Sometimes, however, the drastic consequence has: The Viennese Ki-Scaleup Anyline, for example, recently announced that it would relieve up to 40 percent of the workforce-in the course of a realignment around AI. At Klarna, AI assistants have already taken on tasks that would otherwise have done over 800 full-time forces. And there are more and more. According to Bloomberg, Klarna boss Sebastian Siemiatkowski expects that the number of employees will decrease from 3000 to 2500 in one year. If the technology continues to develop, more positions could be affected.
It is also clear for many German startups: If you want to remain relevant in the long term, you cannot avoid AI. This is shown by a survey by the Digitalverband Bitkom: 39 percent of the tech startup surveyed is convinced that companies without AI strategy have no future-neither technologically nor in the labor market or in the race for capital.
But what does “Ai First” actually mean in practice? How does that change the work in a team – and how do you get an entire organization to really use AI? Tim Niekamp and Thiago Goldschmidt from Visiolab made it. They reveal how it went, what they learned and what the biggest challenges were here.
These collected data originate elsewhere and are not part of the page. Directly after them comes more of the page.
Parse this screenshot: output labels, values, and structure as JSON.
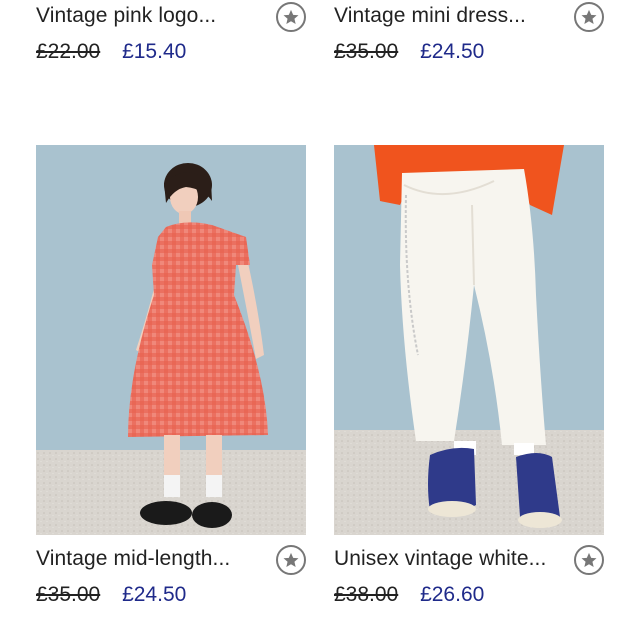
{
  "products": [
    {
      "title": "Vintage pink logo...",
      "old_price": "£22.00",
      "sale_price": "£15.40"
    },
    {
      "title": "Vintage mini dress...",
      "old_price": "£35.00",
      "sale_price": "£24.50"
    },
    {
      "title": "Vintage mid-length...",
      "old_price": "£35.00",
      "sale_price": "£24.50",
      "image": "woman-in-red-gingham-dress"
    },
    {
      "title": "Unisex vintage white...",
      "old_price": "£38.00",
      "sale_price": "£26.60",
      "image": "white-trousers-blue-sneakers"
    }
  ],
  "icons": {
    "favorite": "star-icon"
  },
  "colors": {
    "sale_price": "#1f2a8a",
    "text": "#222222",
    "icon_border": "#777777",
    "photo_backdrop": "#a9c2cf"
  }
}
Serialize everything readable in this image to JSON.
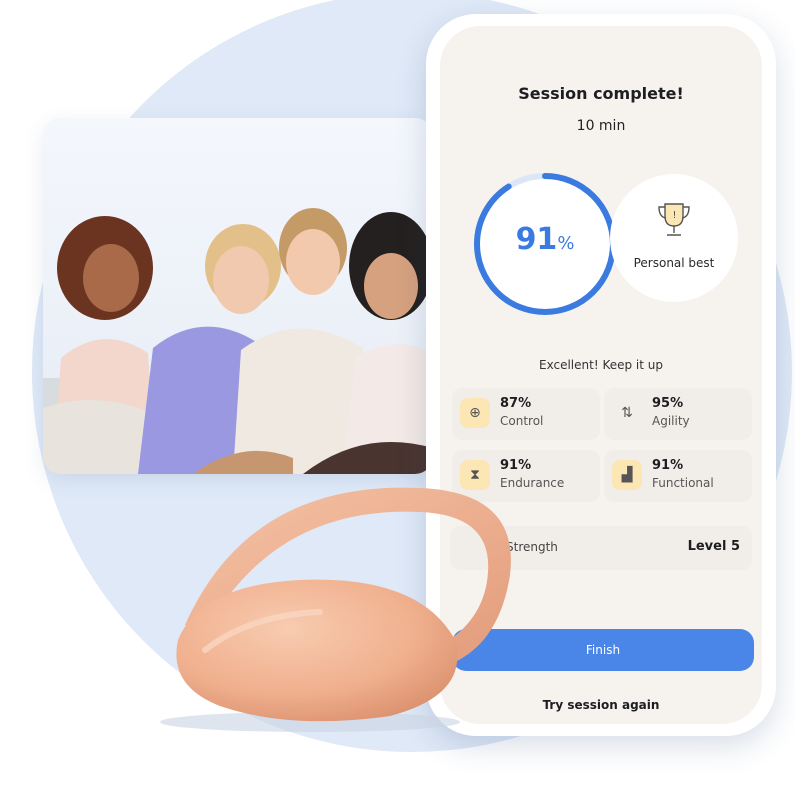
{
  "session": {
    "title": "Session complete!",
    "duration": "10 min",
    "score_value": "91",
    "score_unit": "%",
    "score_fraction": 0.91,
    "personal_best_label": "Personal best",
    "encouragement": "Excellent! Keep it up"
  },
  "stats": [
    {
      "value": "87%",
      "label": "Control",
      "icon": "crosshair-icon"
    },
    {
      "value": "95%",
      "label": "Agility",
      "icon": "up-down-arrows-icon"
    },
    {
      "value": "91%",
      "label": "Endurance",
      "icon": "hourglass-icon"
    },
    {
      "value": "91%",
      "label": "Functional",
      "icon": "stairs-icon"
    }
  ],
  "strength": {
    "label": "Strength",
    "value": "Level 5"
  },
  "actions": {
    "finish_label": "Finish",
    "retry_label": "Try session again"
  },
  "colors": {
    "accent": "#4a86e8",
    "ring": "#3b7be0",
    "ring_track": "#dbe6f7",
    "icon_bg": "#fbe6b4",
    "screen_bg": "#f6f3ef",
    "background_circle": "#dfe9f7",
    "device": "#f2b591"
  }
}
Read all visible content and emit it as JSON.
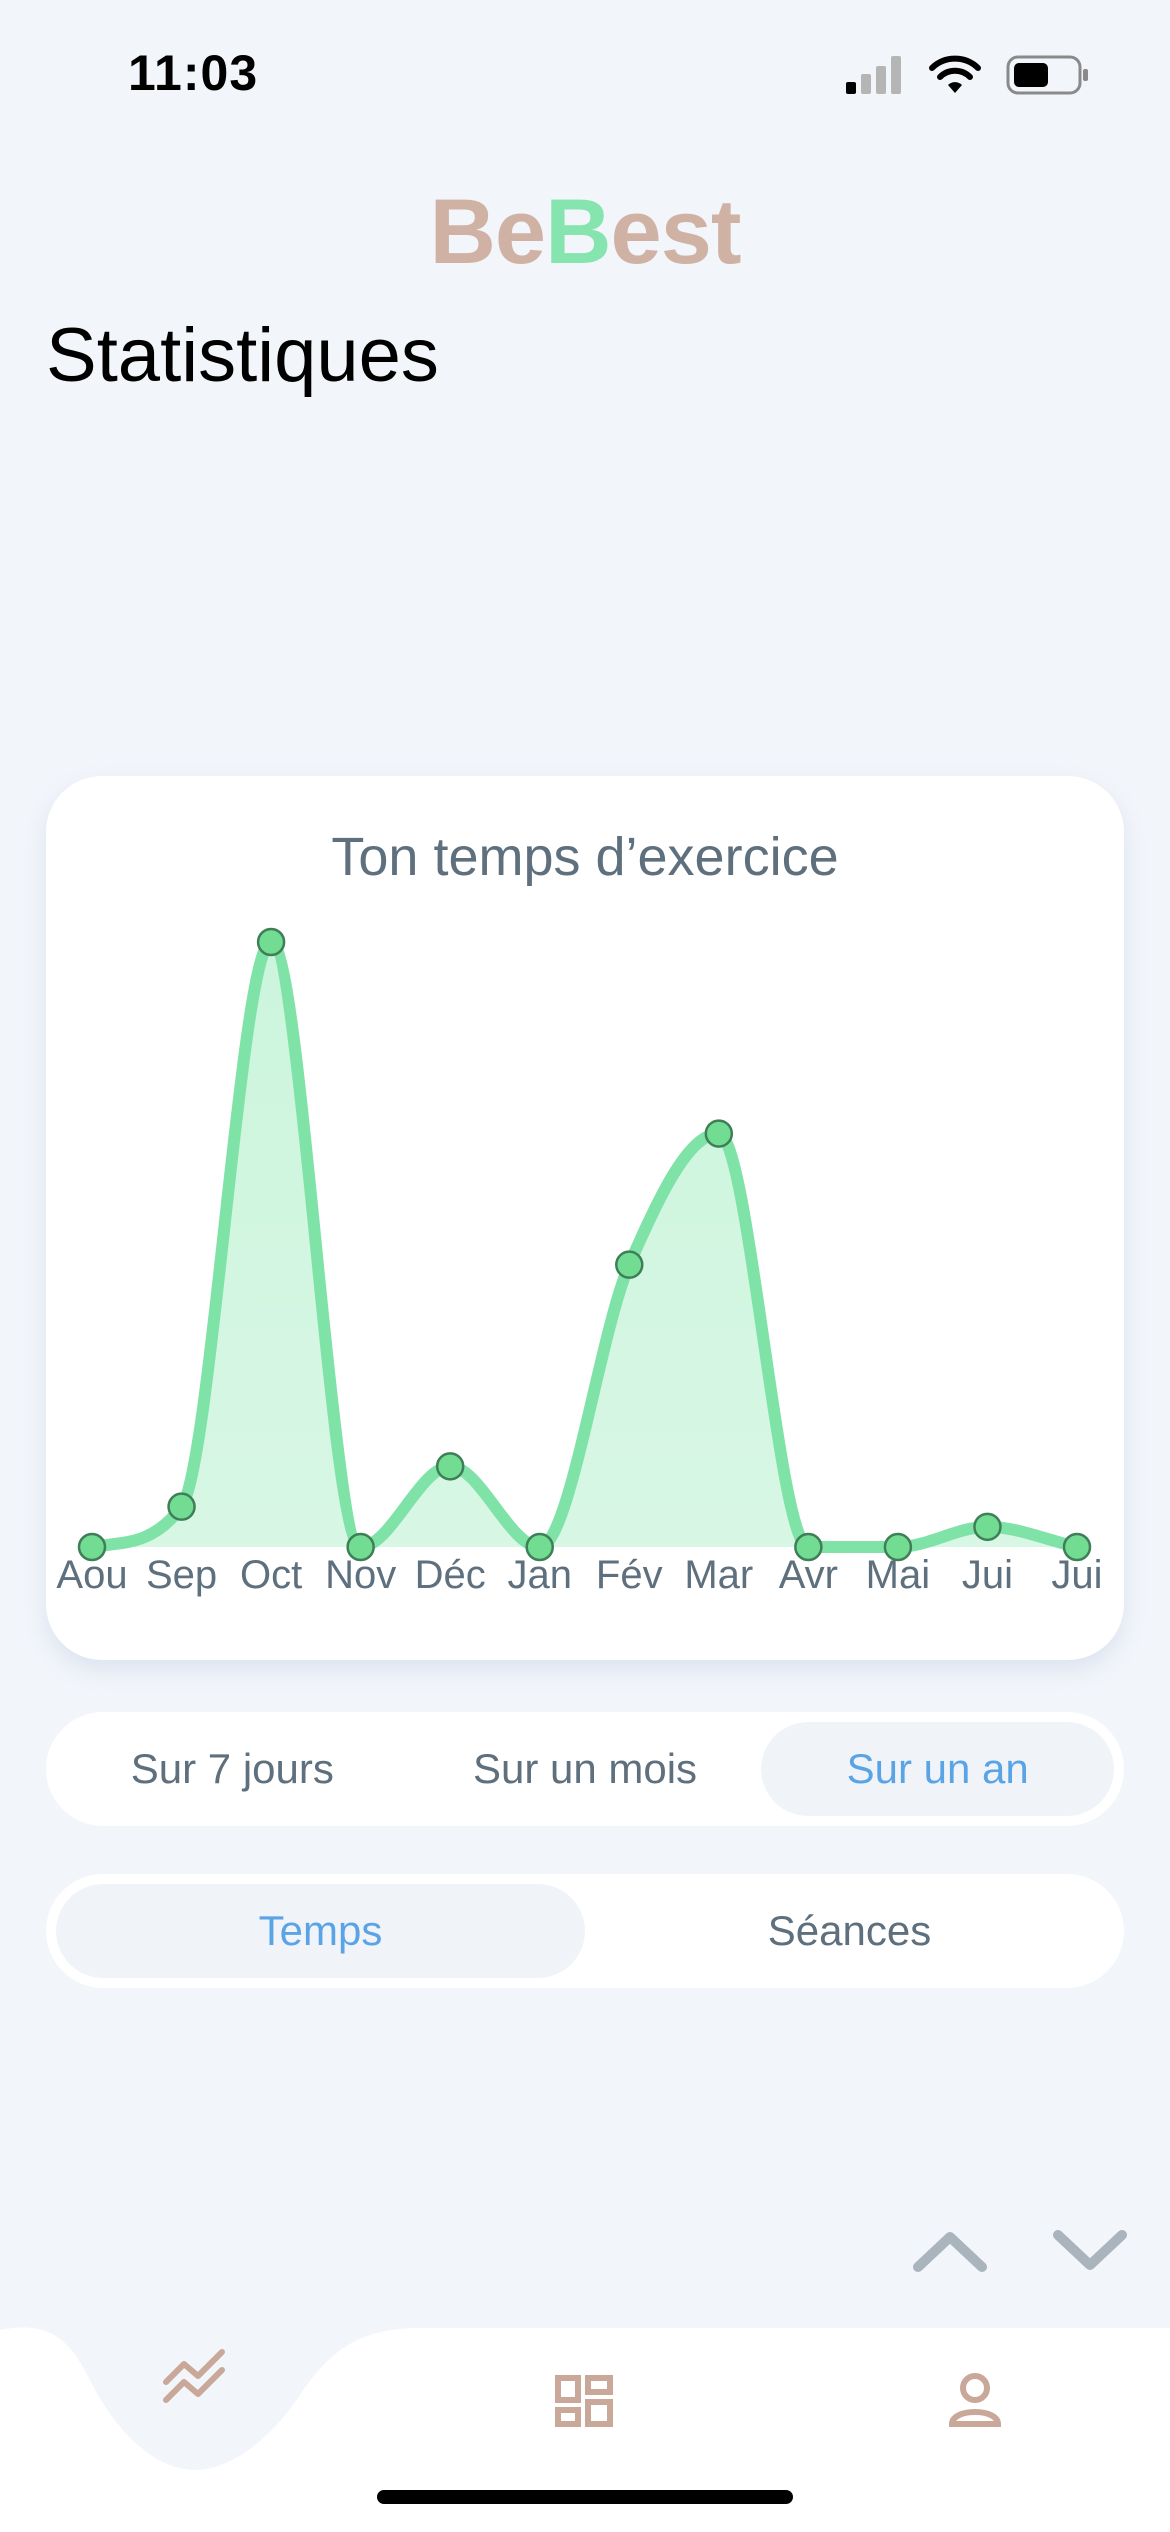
{
  "status_bar": {
    "time": "11:03"
  },
  "app": {
    "logo_part1": "Be",
    "logo_part2": "B",
    "logo_part3": "est"
  },
  "page": {
    "title": "Statistiques"
  },
  "card": {
    "title": "Ton temps d’exercice"
  },
  "period_selector": {
    "options": [
      "Sur 7 jours",
      "Sur un mois",
      "Sur un an"
    ],
    "selected": "Sur un an"
  },
  "metric_selector": {
    "options": [
      "Temps",
      "Séances"
    ],
    "selected": "Temps"
  },
  "colors": {
    "accent_green": "#7fe3a7",
    "accent_blue": "#5aa4e6",
    "brand_tan": "#d0b2a5",
    "nav_icon": "#c9a899",
    "arrow_grey": "#a9b4bc"
  },
  "icons": {
    "nav_left": "trend-chart-icon",
    "nav_center": "grid-icon",
    "nav_right": "user-icon",
    "arrow_up": "chevron-up-icon",
    "arrow_down": "chevron-down-icon"
  },
  "chart_data": {
    "type": "area",
    "categories": [
      "Aou",
      "Sep",
      "Oct",
      "Nov",
      "Déc",
      "Jan",
      "Fév",
      "Mar",
      "Avr",
      "Mai",
      "Jui",
      "Jui"
    ],
    "values": [
      0,
      4,
      60,
      0,
      8,
      0,
      28,
      41,
      0,
      0,
      2,
      0
    ],
    "ylim": [
      0,
      60
    ],
    "grid": false,
    "legend": "none"
  }
}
AI First affects more than just the product
Visiolab has developed a AI-based self-checkout system for gastronomy. The software automatically recognizes the products – without manual intervention. “Without this AI, our business model would not exist. It is the core of everything. Therefore: yes, we are an Ai-First Company,” says founder Niekamp. It was not the plan at first. “I did not sit down and said: I want to found an AI First company. In retrospect, it was actually the idea from the start,” he says.